Выбрать главу

Марзия вышла к родителям. Отец задумчиво сидел в углу. Мать молилась. Марзия сказала, что до рассвета должна уйти, чтобы поспеть на самый первый автобус, следующий в Нартас. Родители расстроились еще больше.

— Пожила ты вдали от дома — одно горе нашла. Может, довольно счастья искать? Разводки дома сидят и старые девы, и никто из них еще не умер от этого. Забудется все, останься дома, дочка, — сказала мать.

— Остаться, чтобы стать вечным посмешищем для таких дураков, как Каражан? — ответила Марзия. — Нет-нет! Не надо обо мне беспокоиться, я найду ту землю, которая примет меня…

Было решено, что Ермек останется у стариков. Будет Марзия приезжать к ним каждую неделю по выходным дням.

Вечером Марзия смазала грудь красным перцем. Проголодавшийся Ермек ухватил сосок губами и тут же с криком отвалился от материнской груди. Зашелся в плаче.

— Вот она какая, жизнь наша, — вздохнула Марзия, обращаясь к сыну, как ко взрослому. — Будешь сладким — проглотят, станешь горьким — выплюнут.

Малыш перестал плакать и внимательно посмотрел на мать, словно понимал ее и боялся пропустить слово.

— Забудешь, что такое материнская грудь. И руки мои забудешь. Теперь тебя на руки будет брать дед, бабушка на спине носить, а тетя Фатимат ласкать и воспитывать. Слушайся их, не капризничай. Я буду к тебе приезжать по выходным дням. Будешь умницей, мой Ермек?

Ермек беззубо улыбнулся, и на сердце у Марзии просветлело, чтобы тут же затуманиться.

У ягненка-сироты каменное сердце, Поглядит — не потеплеет жесткими глазами, —

вспомнила Марзия слова народной песни. Страшно представить себе такое будущее. «Не забывай мать, Ермек, мой ягненочек, не расти жестоким, не становись равнодушным…»

Фатимат принесла свежего кобыльего молока, и Марзия сама впервые напоила сыночка не своим, чужим молоком.

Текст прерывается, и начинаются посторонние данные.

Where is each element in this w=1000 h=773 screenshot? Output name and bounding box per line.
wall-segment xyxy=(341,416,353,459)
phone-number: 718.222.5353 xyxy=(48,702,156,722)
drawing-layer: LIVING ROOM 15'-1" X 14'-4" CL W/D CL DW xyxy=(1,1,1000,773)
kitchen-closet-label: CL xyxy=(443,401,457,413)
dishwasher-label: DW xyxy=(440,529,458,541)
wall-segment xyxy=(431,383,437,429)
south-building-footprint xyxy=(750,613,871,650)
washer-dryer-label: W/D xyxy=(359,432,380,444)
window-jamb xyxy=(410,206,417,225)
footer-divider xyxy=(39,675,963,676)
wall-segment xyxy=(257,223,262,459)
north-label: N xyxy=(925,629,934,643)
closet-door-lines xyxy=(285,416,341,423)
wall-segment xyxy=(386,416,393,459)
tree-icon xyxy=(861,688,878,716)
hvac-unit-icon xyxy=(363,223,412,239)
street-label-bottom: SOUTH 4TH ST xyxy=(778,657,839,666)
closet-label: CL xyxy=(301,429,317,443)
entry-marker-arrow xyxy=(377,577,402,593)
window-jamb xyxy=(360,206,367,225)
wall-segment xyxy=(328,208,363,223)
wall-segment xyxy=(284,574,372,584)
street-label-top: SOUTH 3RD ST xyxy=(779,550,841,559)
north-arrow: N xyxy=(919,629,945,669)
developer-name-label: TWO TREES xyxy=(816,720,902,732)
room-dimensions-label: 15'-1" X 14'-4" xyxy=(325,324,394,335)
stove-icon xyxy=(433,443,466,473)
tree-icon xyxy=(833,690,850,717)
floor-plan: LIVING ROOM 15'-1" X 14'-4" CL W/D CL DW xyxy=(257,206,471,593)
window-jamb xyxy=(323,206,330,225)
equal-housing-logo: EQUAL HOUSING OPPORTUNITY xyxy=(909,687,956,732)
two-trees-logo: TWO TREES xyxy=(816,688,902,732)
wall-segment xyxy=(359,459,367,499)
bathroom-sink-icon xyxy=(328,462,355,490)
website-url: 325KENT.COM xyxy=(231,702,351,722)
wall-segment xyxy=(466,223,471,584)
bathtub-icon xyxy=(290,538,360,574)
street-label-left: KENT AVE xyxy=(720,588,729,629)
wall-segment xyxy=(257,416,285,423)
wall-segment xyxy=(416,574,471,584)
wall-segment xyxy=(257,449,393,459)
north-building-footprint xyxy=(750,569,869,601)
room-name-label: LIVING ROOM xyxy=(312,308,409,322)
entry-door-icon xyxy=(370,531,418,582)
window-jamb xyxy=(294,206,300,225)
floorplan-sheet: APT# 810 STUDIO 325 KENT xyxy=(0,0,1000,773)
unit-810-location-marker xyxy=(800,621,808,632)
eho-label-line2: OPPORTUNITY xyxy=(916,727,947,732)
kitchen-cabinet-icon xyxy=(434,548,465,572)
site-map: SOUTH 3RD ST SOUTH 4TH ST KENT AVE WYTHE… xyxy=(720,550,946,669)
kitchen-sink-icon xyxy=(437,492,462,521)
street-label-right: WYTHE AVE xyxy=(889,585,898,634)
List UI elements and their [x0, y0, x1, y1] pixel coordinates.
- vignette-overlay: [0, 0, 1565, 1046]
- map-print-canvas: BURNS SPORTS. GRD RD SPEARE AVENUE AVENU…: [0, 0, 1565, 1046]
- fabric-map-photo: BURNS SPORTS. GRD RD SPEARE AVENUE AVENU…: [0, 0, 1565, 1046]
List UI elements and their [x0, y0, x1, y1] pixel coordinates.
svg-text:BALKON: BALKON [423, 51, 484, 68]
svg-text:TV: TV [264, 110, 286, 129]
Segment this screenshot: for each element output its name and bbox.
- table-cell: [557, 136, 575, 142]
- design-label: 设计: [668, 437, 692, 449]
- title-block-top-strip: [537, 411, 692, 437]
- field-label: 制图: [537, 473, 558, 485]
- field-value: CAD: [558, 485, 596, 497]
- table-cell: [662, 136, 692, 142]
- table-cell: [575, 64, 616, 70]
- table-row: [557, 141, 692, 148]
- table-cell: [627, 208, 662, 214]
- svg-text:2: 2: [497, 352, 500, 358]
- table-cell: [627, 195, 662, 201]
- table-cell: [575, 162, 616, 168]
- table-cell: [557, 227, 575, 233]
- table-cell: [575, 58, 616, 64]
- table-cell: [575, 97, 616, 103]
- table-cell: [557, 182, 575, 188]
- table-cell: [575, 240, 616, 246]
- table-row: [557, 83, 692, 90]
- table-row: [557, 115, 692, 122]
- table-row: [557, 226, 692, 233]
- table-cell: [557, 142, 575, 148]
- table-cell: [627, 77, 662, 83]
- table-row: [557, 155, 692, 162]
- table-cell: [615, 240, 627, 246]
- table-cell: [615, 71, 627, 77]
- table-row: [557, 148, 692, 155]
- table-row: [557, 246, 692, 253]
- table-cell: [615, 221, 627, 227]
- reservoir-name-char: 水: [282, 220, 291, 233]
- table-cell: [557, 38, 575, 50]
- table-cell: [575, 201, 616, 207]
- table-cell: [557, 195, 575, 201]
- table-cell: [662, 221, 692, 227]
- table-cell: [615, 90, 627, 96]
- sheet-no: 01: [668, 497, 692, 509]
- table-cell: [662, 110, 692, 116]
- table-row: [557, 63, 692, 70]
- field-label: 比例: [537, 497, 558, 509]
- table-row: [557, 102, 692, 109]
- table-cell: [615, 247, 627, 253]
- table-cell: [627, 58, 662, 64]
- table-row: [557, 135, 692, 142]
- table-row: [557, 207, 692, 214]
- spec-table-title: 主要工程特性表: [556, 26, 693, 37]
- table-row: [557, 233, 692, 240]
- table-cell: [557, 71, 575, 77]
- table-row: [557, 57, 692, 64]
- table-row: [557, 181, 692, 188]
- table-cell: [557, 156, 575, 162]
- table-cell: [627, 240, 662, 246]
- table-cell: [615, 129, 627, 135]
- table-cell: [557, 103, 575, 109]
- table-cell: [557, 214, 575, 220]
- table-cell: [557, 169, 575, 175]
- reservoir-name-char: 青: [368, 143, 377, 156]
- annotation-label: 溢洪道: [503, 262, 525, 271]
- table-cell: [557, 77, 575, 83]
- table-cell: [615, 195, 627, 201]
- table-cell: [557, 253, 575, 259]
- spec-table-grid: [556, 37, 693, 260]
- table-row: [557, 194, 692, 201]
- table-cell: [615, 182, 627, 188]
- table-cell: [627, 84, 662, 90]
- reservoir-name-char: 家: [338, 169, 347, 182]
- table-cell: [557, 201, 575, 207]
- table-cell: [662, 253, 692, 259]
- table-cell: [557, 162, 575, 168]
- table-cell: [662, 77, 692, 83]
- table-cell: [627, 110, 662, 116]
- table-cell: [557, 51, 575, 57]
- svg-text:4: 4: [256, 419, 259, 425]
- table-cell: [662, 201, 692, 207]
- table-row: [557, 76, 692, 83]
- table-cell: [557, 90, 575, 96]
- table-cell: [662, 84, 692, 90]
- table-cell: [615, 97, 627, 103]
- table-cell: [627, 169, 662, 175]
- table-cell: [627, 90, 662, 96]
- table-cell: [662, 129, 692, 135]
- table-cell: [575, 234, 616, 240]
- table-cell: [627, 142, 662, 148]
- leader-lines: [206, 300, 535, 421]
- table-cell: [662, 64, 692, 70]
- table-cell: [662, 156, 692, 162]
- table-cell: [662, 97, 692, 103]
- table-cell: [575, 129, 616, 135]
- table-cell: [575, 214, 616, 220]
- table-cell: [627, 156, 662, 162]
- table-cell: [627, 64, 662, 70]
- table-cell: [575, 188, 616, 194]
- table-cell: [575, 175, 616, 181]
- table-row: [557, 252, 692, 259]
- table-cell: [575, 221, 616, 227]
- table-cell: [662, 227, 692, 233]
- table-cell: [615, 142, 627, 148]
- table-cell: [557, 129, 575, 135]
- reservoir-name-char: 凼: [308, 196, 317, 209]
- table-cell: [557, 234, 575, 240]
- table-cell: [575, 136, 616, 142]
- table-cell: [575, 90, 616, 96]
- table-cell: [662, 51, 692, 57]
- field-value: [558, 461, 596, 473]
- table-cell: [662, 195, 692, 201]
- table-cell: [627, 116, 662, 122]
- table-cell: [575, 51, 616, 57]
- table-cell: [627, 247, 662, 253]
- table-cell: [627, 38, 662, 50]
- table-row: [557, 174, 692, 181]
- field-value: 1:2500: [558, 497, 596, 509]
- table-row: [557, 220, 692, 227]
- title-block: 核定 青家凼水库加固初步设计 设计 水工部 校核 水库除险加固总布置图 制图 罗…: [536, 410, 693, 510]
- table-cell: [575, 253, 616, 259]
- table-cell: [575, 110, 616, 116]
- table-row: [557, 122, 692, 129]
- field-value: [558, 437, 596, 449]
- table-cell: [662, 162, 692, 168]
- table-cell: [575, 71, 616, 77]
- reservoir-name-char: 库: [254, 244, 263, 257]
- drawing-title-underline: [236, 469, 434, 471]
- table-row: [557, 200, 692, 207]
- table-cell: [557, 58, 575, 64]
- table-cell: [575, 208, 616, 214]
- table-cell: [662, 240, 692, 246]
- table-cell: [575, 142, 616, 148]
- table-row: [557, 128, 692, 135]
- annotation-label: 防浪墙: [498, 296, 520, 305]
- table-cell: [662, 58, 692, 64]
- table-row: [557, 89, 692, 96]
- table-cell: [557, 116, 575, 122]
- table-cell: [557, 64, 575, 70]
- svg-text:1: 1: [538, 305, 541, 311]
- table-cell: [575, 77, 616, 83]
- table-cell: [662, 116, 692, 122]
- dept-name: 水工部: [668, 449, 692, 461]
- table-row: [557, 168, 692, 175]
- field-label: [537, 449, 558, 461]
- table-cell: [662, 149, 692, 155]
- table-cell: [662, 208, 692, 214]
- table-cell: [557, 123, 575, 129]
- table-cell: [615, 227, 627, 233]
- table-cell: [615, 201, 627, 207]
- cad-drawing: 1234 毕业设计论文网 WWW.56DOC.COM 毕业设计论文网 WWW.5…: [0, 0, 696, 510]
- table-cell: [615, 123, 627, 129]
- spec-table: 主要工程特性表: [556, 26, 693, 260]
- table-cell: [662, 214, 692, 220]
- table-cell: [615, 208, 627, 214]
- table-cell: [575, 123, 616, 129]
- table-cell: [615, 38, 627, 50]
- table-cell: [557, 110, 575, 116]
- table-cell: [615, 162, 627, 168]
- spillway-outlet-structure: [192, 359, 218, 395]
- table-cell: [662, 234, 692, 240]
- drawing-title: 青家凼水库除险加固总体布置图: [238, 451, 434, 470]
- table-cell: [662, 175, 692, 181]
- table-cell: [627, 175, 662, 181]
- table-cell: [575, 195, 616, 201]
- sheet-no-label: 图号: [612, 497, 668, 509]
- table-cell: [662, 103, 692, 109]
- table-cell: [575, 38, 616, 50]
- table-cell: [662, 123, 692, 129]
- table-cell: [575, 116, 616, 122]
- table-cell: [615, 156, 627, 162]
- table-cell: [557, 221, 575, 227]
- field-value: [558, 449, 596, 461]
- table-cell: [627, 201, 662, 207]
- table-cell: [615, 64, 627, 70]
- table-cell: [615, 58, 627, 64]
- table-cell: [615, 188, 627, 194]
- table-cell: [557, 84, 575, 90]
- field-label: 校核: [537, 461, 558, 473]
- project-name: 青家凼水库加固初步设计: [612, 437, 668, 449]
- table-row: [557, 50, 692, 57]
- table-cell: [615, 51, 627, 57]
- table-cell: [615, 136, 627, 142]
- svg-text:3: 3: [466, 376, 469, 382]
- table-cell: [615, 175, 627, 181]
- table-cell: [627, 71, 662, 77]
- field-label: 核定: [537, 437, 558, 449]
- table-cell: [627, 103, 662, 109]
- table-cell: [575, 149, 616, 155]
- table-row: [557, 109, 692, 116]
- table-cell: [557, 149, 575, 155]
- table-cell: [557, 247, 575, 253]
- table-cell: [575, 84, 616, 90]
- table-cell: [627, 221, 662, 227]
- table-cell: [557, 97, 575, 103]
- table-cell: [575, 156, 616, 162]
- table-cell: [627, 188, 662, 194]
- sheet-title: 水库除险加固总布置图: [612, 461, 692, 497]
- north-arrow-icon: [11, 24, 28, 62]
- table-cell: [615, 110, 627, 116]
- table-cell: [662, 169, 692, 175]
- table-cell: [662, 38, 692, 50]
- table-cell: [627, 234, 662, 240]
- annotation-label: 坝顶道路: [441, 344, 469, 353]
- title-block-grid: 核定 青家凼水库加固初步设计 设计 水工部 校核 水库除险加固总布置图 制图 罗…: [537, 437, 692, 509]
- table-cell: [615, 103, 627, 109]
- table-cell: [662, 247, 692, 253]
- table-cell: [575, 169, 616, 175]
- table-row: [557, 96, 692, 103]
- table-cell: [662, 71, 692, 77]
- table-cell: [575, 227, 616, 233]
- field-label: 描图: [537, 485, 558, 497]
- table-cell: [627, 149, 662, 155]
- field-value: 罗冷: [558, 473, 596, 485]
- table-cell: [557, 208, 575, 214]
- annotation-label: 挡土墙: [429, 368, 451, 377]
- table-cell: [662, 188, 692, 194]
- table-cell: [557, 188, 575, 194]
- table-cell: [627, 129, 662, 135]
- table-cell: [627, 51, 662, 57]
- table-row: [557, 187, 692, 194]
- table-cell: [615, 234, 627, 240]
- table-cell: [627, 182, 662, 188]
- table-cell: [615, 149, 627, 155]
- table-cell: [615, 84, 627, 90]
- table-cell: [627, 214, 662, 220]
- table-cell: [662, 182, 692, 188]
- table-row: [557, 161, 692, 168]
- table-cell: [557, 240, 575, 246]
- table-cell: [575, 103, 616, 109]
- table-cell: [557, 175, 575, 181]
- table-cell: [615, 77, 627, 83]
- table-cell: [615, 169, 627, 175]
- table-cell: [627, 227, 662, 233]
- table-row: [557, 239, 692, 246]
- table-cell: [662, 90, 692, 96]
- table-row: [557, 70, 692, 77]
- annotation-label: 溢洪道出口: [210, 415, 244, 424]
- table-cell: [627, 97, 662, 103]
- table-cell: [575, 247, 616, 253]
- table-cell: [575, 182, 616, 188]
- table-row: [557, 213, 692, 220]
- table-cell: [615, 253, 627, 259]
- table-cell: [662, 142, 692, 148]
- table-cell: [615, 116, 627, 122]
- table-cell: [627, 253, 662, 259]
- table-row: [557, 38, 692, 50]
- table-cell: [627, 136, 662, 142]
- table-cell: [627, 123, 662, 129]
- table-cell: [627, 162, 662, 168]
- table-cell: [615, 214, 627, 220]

Перед сном старый Ахан долго читал молитву. Рыдающим голосом пел старик тоскливую жалобу на судьбу. Покорно слушала жена, но не выдержала.

— Перестань жилы тянуть! — рассерженно прикрикнула она. — Вот запричитал глядя на ночь!

Замолчал Ахан, начал стягивать с ног тугие ичиги, вздыхал, кряхтел и слезно простонал:

— И-и-ий, черт!

— Бедный мой старик, — пригорюнилась байбише, — тебя обидели мои слова? Прости меня, старую, я же сгоряча, не со зла. Единственная дочь ведь. И красивая, и умная… Разве такую судьбу мы ей прочили…

— Споткнувшийся сам виноват: зачем под ноги не смотрел? У ограбленного много советчиков: зачем дал себя обокрасть? — сказал старик. — Мне некого винить.

— Лишь бы счастье не отвернулось от нашей дочери навсегда. А внук? Внука воспитаем. Как-нибудь переживем. Хватит мучать себя, — теперь уже старуха успокаивала старика.

— У родичей языки что наждаки. Целуя, шкуру сдерут. Теперь забросают меня словами, как камнями. В седую бороду плевать станут. Вот что тяжело, — угасшим голосом сказал Ахан.

— Ничего, старик, поговорят и перестанут. А если у дочки жизнь наладится, и вовсе забудут… А паренек хороший, спокойный, не плакса, — заметила старуха.

Помолчали.

— Посмотрим. Уедет дочка, узнаем, каков внук, — отозвался старик.

— Уа, Тенгри! Сам исправь, сам поддержи! — дрожащим голосом помолилась старуха.

* * *

Еще не успел рассвет выцветать небо, а у стариков уже кипел чайник: наступил час их первой утренней трапезы. Они разбудили и Марзию. Щедро насыпали в молоко проса, чтобы дочь не проголодалась в дороге. Пока она собиралась и прощалась со спящим сыном, старый Ахан впряг в арбу вороную кобылу.

— Отец! Зачем вы беспокоились? Я бы и пешком успела.

Ахан посмотрел на дочь суровым и отчужденным взглядом.

— Услышь, что я скажу, дочь. Есть друзья, есть и недоброжелатели среди людей. Никогда не забывай об этом.

Больше он ничего не сказал, только кивнул головой — садись. Прирученный архар проводил их до самых ворот. Старик выехал, потом слез с арбы, закрыл створки ворот и запер их на засов, чтобы архар не выбежал. Тот рассерженно боднул ворота.

— Отпустили бы его, отец, — сказала Марзия. — Зачем вы его взаперти держите?